Well, you're right, sometimes anger can get you into trouble when it comes to forming opinions - And if I look back to the sixties and seventies when I was a teenager, I was criticized by many people for my long hair, even though I was already reading historical novels at the age of six. Unfortunately, what I can blame is the huge informational garbage mountain surrounding today's young people, which hides valuable information from them, without which they will not be able to have an unbiased view of history, for example. Not to mention that governments (and the dark powers behind them) are increasingly using education to take knowledge away from today's generations, and I can see this clearly from the experience I had growing up in a dictatorship. And this sad experience made me very afraid of today's generation.

Synthetic Civilization's avatar

This isn’t bad history so much as history being repurposed. When memory is made to stabilize alignment, causation becomes negotiable. The cost isn’t just distortion of the past, but loss of strategic realism in the present. Moral clarity gained this way usually buys blindness elsewhere.

Dinlochavo's avatar

History is bunk. So said Henry Ford. And when you scrutinise what primary sources you can find, hidden away in the bowels of a university library, you have acknowledge the validity of that statement.

Robert Ritchie's avatar

Very well said, and thank you for the references.

I concur. It seems that epistemology, logic, and especially methodology are all trumped by modern propaganda. Arguably this is the increasingly efficient culmination of a two-century-long process of privatized cancel culture [1]. More recently it's spread to state-level cancel culture by means of criminal justice systems. People in the West are now many, many times more likely, the more so per capita, to be charged (and prosecuted/convicted) in the West for thought-crimes or no-crimes, than they are in Russia, China combined. [2]

Ironically, In the UK in particular, "too many" juries have been acquitting people [3], so the natural response is "reform" to eliminate jury trials - the excuse being a conveniently sudden urge to "fix" the long-standing problem of underfunding and thus delays [4].

[1] If interested, I've written about the history of privatized cancel culture (in draft) in https://democracyandconstitutions.substack.com/p/cancel-culture-as-democratic-value.

[2] my apologies, I can't relocate the statistics I stumbled across just a few days ago - so take it or leave it!

[3] Even decades ago (during my bar course) iirc the numbers reflected a more than 10% increase in acquittal rate for trial-by-jury versus trial-by-judge or (worst of all) trial-by-lay-magistrate. Oddly, I perceived in practice an additional cultural distinction - the further the distance from metropolitan culture, the seemingly more likely lay magistrates were to acquit.
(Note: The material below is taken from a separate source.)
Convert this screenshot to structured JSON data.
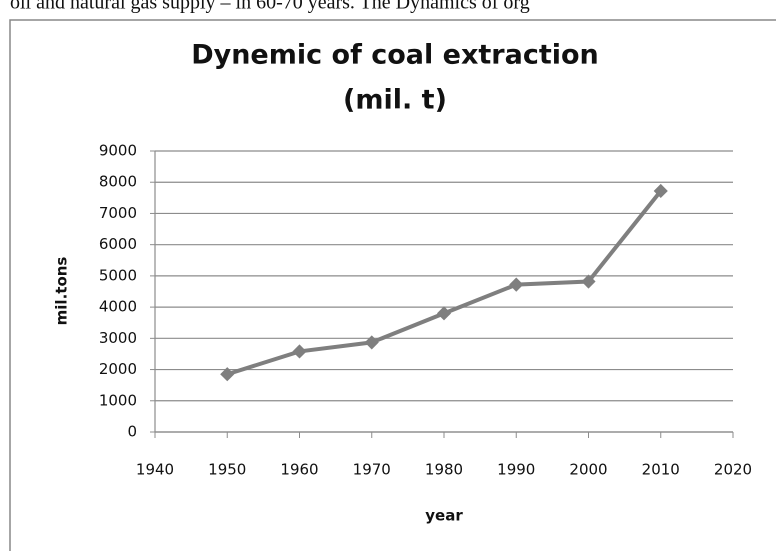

But that is anecdotal / unresearched, and thus any implications would be merely conjectural (until/unless researched).

[4] See for example the proposed abolition of the right to jury trials in England, and the resistance, documented in https://rozenberg.substack.com/p/radical-and-revolutionary. No connection to my suggestion is made - I just find the coincidence alarming. Historically of course juries always did have the reputation of sometimes baffling acquittals, which of course was partly the point as it ameliorates the harshness of any common law.